Thanks so much for the kindness, Bev. Thinking of your daughter in law’s journey and hoping she arrives at a good result. With implants it is an ongoing adventure, and maybe someday I’ll be done with them and never look back. Sending peace to you both.
Dear Michele, I have not followed your blog long and when I did find it I found myself envious of your beautiful house and your beautiful self and your beautiful life. Shame on me for being so shallow. Now that I have read this post I am envious of your strength and courage to first go thru this and then to put it out there for all to read and potentially criticize; it makes one very vulnerable to share in the court of public opinion. One more time I must learn the lesson that things on the surface are not necessarily as they appear. Thank you for teaching me this. Prayers for your continued battle along the journey. Having lost many family members to cancer and being a melanoma survivor myself (so far) I truly understand what is at stake here. Blessings to you and your family. I needed to see this today.

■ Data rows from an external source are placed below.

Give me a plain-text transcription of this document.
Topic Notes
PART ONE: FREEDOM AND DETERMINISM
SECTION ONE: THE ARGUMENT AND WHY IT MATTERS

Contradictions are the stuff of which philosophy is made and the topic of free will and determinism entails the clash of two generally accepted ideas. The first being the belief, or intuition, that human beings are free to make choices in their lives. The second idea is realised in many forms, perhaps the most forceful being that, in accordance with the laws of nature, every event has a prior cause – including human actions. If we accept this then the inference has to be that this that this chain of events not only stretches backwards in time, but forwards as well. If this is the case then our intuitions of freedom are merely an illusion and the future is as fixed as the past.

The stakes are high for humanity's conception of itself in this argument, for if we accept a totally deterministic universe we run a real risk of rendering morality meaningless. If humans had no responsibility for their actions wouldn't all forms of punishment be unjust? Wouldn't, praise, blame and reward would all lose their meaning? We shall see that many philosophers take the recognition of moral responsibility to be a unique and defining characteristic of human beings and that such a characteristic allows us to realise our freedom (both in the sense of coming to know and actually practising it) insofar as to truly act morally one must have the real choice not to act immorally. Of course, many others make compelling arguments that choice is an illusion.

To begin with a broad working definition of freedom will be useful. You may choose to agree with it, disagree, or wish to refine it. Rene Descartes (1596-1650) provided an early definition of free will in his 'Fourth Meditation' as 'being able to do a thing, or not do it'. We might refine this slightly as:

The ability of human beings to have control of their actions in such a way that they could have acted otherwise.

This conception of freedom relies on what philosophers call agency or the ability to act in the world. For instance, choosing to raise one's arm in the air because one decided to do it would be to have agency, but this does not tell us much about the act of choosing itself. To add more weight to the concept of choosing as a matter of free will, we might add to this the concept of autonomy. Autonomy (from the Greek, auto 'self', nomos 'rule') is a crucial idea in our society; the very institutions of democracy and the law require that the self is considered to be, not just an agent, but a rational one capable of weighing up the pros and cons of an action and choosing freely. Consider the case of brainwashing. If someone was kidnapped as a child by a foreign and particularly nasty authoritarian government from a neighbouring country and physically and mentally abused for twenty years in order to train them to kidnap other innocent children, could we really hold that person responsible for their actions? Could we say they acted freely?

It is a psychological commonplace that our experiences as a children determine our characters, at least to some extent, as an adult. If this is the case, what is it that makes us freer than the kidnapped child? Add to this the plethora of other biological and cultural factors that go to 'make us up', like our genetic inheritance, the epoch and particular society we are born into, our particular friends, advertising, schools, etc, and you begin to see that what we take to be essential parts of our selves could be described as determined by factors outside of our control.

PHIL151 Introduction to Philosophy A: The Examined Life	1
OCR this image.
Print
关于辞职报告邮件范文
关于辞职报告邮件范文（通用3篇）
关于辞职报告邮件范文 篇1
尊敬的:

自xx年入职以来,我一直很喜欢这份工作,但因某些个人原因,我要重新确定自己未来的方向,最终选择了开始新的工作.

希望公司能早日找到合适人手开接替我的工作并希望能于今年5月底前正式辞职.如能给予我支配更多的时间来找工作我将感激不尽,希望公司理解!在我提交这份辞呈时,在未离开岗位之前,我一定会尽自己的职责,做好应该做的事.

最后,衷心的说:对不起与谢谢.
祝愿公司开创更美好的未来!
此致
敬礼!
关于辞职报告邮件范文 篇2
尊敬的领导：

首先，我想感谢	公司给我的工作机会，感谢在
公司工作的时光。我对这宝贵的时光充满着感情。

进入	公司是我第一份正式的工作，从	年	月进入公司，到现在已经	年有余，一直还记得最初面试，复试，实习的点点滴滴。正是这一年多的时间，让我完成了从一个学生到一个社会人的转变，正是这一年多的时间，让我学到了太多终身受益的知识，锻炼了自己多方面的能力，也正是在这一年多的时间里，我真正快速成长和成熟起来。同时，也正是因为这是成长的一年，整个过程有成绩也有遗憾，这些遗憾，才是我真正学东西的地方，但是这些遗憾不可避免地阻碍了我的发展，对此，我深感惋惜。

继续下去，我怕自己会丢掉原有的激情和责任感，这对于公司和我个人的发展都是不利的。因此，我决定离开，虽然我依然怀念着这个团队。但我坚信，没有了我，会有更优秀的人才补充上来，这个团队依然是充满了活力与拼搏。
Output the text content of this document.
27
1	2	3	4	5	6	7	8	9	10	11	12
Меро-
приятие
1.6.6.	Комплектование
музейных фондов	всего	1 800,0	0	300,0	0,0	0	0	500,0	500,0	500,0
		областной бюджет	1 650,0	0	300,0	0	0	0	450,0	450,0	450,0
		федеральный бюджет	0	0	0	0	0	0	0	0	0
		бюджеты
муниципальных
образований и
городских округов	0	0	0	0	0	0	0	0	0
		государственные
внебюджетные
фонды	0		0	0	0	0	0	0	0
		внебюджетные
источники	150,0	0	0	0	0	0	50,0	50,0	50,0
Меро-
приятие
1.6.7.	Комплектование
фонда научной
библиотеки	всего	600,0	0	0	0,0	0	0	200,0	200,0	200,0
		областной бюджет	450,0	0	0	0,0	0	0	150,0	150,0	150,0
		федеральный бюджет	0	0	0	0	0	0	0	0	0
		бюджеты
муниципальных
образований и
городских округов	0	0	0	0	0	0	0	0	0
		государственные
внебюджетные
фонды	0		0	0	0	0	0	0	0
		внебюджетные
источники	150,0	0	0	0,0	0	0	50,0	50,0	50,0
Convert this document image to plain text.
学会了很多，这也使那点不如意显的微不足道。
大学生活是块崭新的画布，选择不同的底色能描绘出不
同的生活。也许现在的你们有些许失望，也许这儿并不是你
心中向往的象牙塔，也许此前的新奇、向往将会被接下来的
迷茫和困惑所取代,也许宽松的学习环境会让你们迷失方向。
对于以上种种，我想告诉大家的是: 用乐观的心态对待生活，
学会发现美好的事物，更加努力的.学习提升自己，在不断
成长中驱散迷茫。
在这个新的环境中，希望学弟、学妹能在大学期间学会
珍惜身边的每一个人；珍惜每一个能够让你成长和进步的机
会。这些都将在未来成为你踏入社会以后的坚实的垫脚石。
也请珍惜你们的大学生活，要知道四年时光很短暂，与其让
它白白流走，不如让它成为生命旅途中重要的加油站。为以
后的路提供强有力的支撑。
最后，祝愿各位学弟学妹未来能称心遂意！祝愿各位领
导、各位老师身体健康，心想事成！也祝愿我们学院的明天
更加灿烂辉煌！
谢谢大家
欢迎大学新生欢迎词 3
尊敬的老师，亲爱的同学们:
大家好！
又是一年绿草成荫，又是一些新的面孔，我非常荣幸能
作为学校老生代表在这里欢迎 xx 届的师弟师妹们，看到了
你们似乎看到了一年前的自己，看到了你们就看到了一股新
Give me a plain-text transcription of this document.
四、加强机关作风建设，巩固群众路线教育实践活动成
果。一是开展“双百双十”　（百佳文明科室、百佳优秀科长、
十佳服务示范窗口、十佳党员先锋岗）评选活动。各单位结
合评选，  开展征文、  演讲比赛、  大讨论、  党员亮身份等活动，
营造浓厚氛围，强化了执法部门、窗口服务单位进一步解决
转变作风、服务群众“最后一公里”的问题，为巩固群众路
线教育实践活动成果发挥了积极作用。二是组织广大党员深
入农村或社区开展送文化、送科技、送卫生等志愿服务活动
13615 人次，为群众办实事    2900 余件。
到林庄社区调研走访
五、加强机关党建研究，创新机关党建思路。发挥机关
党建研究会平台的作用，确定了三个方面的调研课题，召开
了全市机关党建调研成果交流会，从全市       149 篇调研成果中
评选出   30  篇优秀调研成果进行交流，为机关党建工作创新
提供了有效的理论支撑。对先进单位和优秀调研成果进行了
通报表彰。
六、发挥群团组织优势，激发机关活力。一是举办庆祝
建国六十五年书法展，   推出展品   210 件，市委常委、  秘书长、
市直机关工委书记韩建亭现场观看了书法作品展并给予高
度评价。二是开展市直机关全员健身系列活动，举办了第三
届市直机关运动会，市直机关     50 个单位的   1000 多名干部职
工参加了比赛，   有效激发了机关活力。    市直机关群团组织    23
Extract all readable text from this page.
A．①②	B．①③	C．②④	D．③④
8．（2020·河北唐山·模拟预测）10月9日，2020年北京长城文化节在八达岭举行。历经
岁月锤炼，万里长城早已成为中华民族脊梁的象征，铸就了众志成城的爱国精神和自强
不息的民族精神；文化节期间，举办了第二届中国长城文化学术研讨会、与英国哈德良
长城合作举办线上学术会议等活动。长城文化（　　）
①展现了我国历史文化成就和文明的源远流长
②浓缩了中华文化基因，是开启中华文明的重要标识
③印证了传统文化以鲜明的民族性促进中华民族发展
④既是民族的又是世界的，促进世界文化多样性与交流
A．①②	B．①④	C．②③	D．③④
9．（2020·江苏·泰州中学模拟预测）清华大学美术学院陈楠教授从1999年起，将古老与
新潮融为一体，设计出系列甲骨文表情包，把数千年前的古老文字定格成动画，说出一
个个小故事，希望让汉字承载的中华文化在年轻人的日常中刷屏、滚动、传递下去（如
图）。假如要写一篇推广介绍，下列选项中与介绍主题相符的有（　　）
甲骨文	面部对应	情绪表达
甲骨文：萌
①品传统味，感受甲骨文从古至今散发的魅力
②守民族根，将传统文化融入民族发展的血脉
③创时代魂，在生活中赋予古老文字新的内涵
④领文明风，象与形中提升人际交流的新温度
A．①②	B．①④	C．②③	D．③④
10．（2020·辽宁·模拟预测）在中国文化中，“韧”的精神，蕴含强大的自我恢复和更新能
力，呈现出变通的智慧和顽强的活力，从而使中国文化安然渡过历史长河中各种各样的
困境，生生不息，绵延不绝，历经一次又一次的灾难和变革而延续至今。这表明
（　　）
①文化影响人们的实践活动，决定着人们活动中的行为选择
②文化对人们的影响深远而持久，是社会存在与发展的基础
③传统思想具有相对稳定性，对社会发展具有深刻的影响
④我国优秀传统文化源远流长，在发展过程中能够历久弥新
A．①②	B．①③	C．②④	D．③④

You have brought blessing to my heart with your loving kindness, and I receive it with warmth. There’s this thing that happens in social media and blogland where the souls behind the words and smiles for the camera inevitably are reduced to personas. It isn’t anyone’s fault – our brains are wired to analyze, judge, bisect, and simplify. But each one of us is a collection of complexities, don’t you think? And the me behind the blog with my battles and victories is maybe not as charming as the reflected persona and maybe not as obnoxious either. I’m a broken record but what feels so true is how I am just muddling through this life. But with a wink, you now? With an eye on that which radiates such loveliness I am moved to tears. With an ear to the whisper of the divine. With a nose inhaling the fragrance of a Christ-soaked planet of wonders. With a gentle touch which may heal, and with a voice meant to sing. What a lovely soul is yours, Mary.